Hour of Code: Teen and Tween Titles

Hour of Code is a grassroots campaign that takes place during Computer Science Education Week, which is December 4-10 this year. Educators across the world are encouraged to introduce one hour of computer science to young people to "demystify code" and "broaden participation in the field of computer science." 

This week, I decided it would be exciting to spend my Hour of Code sharing information about some of many resources CPL offers about coding for tweens and teens.

Coding For Dummies provides a simple five-part introduction to coding, including HTML, CSS, Twitter Bootstrap and JavaScript. It also includes more complex app-building, and introduces app creators and coding languages like Ruby and Python that are used every day by engineers on sites like Google Maps or Instagram.

In contrast, Coding for Kids for Dummies is a much more basic look at coding, focusing on how to get started at a beginner level. It includes a bunch of fun start-to-finish projects in the MicroWorlds Ex workspace. Like Coding for Dummies, the information is clear and well-organized, and full of colorful pictures and diagrams. Throughout the book, math and coding connections appear in diagram boxes, introducing new vocabulary words, such as "recursion" in everyday life and in computer science (mirroring or reflecting and happening over and over).

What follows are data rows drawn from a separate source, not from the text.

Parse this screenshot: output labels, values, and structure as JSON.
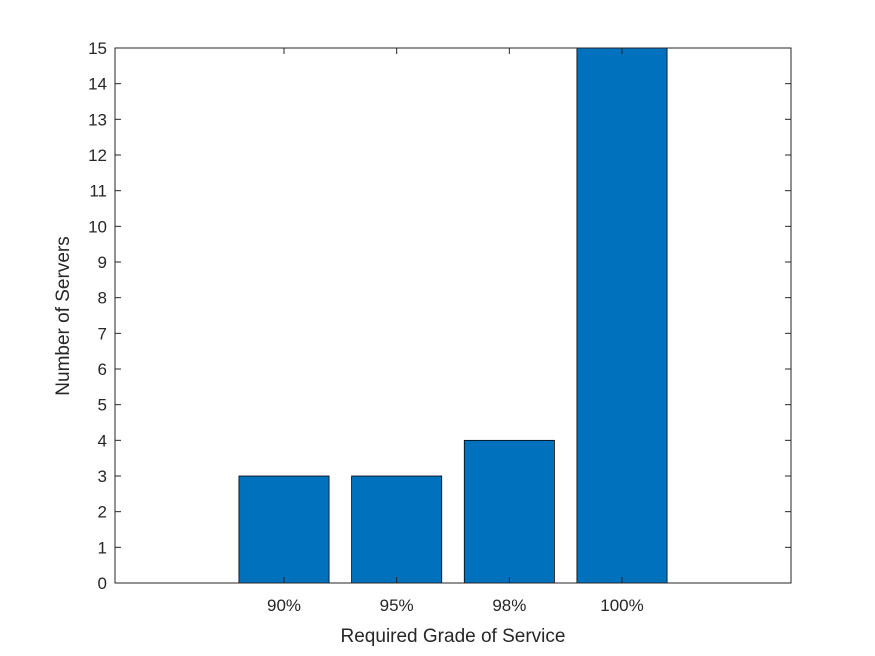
{
  "chart_data": {
    "type": "bar",
    "categories": [
      "90%",
      "95%",
      "98%",
      "100%"
    ],
    "values": [
      3,
      3,
      4,
      15
    ],
    "xlabel": "Required Grade of Service",
    "ylabel": "Number of Servers",
    "ylim": [
      0,
      15
    ],
    "yticks": [
      0,
      1,
      2,
      3,
      4,
      5,
      6,
      7,
      8,
      9,
      10,
      11,
      12,
      13,
      14,
      15
    ],
    "grid": false,
    "bar_color": "#0072BD",
    "bar_edge_color": "#000000",
    "axis_color": "#262626"
  }
}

How to Code in 10 Easy Lessons is comic-like, featuring illustrations, and easily digested, yet comprehensive and fun. After reading this, you'll be able to understand Scratch coordinates and create a simple script, sound effects or movements, to name a few super skills. I particularly appreciate that readers will know how to both create a game and website from trying the activities.

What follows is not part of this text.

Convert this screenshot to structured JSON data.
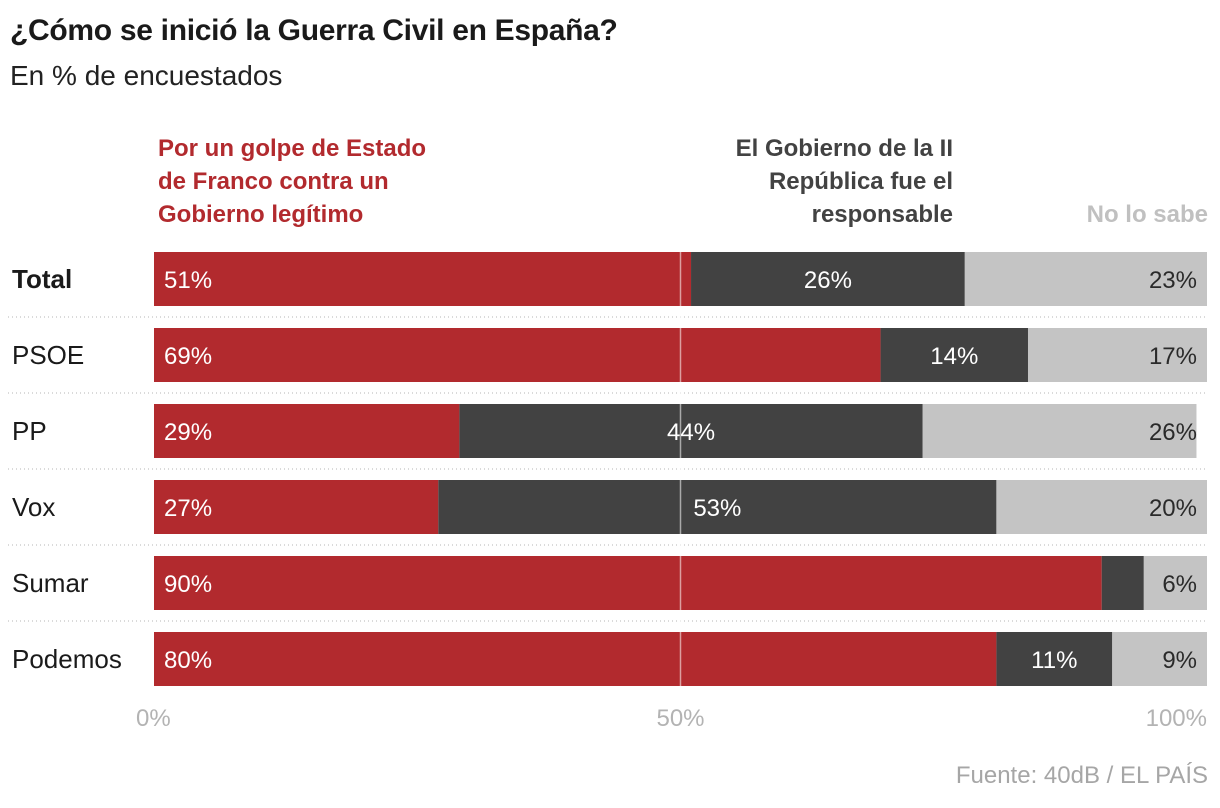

Another title is A Beginner's Guide to Coding. This is an excellent guide to Scratch and Python for tweens and teens. The projects are fun and provide a wide variety of activities to sample, including dance heroes, turtles, loopy shapes and more.

Finally, I'd recommend Getting Paid to Make Games and Apps, which details how to apply newly acquired skills or interests in digital media to future jobs. This book introduces the positive changes games and apps have made to lives around the world. It also provides examples of professionals who design games, such as Jane McGonigal, whose goal is to see a game designer win a Nobel Peace Prize. It's worth checking out some of the educational opportunities and skills you'll need to take advantage of and be successful in the field of games and apps.